Page MenuHomePhabricator

Parsoid support for 'general' vs 'nowiki' strip markers
Open, LowPublic

Description

In the legacy parser, "general" strip markers have doBlockLevels, LanguageConversion, and some other passes applied to them (see T381617#10387908) while 'nowiki' strip markers do not.

Parsoid is never going to implement legacy doBlockLevels, but we could (should?) tag the HTML generated from 'general' strip markers for language conversion.

This applies to Special page transclusions as well as extension-generated HTML, although perhaps not *intentionally*. See T391109: Consider parsing transcluded special pages as raw HTML for instance.

On the other hand, maybe we'll just deprecate the 'general' strip marker type and/or the 'isHTML' return mode (in favor of 'isRawHTML', T381617).

Event Timeline

One major difference, is if you use recursiveTagParse() and output the result in a strip marker, the use of a general strip marker means that links still work, where in a nowiki strip marker, i don't think they do.
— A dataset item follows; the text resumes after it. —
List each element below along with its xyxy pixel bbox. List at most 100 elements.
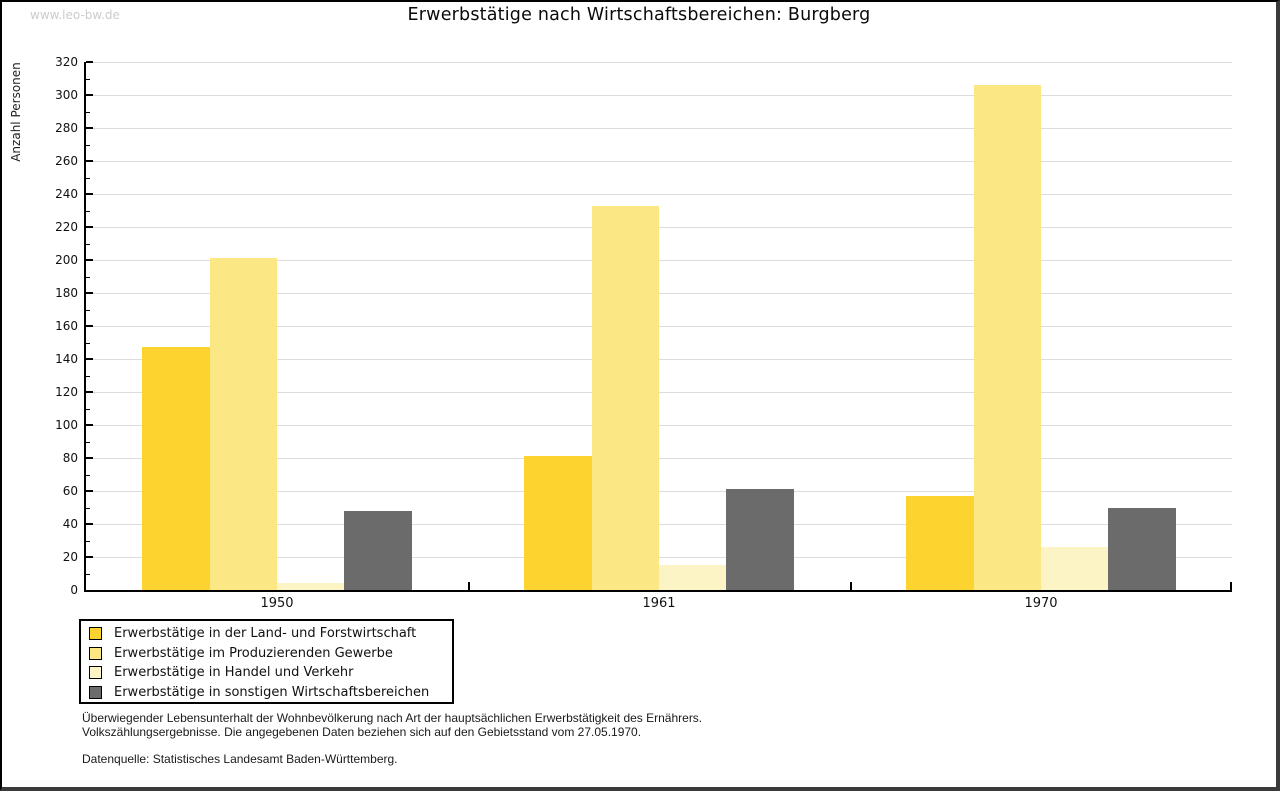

That's something to keep an eye on for sure. I had the opposite (but probably related) issue with the {{#interwikilink}} parser function, which is that I needed to use "raw html mode" to ensure the generated links showed up in the output (which uses a strip marker under the hood).

Change #1138909 had a related patch set uploaded (by C. Scott Ananian; author: C. Scott Ananian):

[mediawiki/core@master] Don't run doBlockLevels (etc) on Special page and "scary" transclusions

https://gerrit.wikimedia.org/r/1138909

See T3319: doBlockLevels inserts pre-tags in a text created by an extension for some history. Note the original rationale for applying doBlockLevels was (T3319#53982):

The reason Gabriel put doBlockLevels() last, after unstrip(), is because he wanted the output to be valid XHTML. That means not having block-level elements inside other block-level elements. doBlockLevels() will automatically detect nested block-level elements, and will break up the outer one to produce valid HTML.

The solution I suggested, in private discussion years ago, is to have doBlockLevels() scan the stripped HTML for block-level elements, and if they are present, to treat the strip marker as a block-level element. Then the resulting string can be unstripped to produce valid XHTML.

We can actually do that with Remex now, and probably should. This is a special case of T114445: [RFC] Balanced templates.

MSantos added a project: Essential-Work.
MSantos subscribed.

We might need to select a list of pages to add to the VisualDiff sample so we ensure these are getting tested.